Determination of corn protein content using near-infrared spectroscopy combined with A-CARS-PLS

Food Chem X. 2023 Mar 30:18:100666. doi: 10.1016/j.fochx.2023.100666. eCollection 2023 Jun 30.

Abstract

In order to quickly and accurately determine the protein content of corn, a new characteristic wavelength selection algorithm called anchor competitive adaptive reweighted sampling (A-CARS) was proposed in this paper.
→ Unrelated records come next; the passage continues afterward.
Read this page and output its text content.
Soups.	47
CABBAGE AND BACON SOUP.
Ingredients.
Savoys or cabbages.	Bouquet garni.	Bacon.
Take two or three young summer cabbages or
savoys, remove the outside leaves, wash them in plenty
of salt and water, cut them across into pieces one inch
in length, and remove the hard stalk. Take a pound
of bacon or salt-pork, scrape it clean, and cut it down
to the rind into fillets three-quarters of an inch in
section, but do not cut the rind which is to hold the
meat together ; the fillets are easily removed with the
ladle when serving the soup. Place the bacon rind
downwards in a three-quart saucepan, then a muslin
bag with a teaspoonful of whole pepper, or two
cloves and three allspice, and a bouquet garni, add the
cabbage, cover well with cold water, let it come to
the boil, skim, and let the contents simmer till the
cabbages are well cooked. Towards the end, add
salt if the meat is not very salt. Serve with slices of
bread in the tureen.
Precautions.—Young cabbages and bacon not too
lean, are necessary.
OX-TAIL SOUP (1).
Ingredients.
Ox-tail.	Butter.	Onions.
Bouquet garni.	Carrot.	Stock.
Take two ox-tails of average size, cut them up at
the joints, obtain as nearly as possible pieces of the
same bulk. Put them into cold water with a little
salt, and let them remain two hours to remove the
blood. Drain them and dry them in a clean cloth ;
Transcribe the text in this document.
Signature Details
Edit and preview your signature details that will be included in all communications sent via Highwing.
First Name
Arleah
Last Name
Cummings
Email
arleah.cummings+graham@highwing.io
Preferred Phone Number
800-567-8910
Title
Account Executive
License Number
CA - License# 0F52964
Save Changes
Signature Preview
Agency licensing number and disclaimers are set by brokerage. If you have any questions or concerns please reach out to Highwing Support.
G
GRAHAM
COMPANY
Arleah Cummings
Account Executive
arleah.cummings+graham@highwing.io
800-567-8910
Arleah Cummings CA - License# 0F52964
This method first lets Monte Carlo synergy interval PLS (MC-siPLS) to select the sub-intervals where the characteristic variables exist and then uses CARS to screen the variables further. A-CARS-PLS was compared with 6 methods, including 3 feature variable selection methods (GA-PLS, random frog PLS, and CARS-PLS) and 2 interval partial least squares methods (siPLS and MWPLS). The results showed that A-CARS-PLS was significantly better than other methods with the results: RMSECV = 0.0336, R2 c = 0.9951 in the calibration set; RMSEP = 0.0688, R2 p = 0.9820 in the prediction set. Furthermore, A-CARS reduced the original 700-dimensional variable to 23 variables. The results showed that A-CARS-PLS was better than some wavelength selection methods, and it has great application potential in the non-destructive detection of protein content in corn.

Keywords: Corn protein; Monte Carlo method; Near-infrared Spectroscopy; Partial least-squares; Wavelength selection.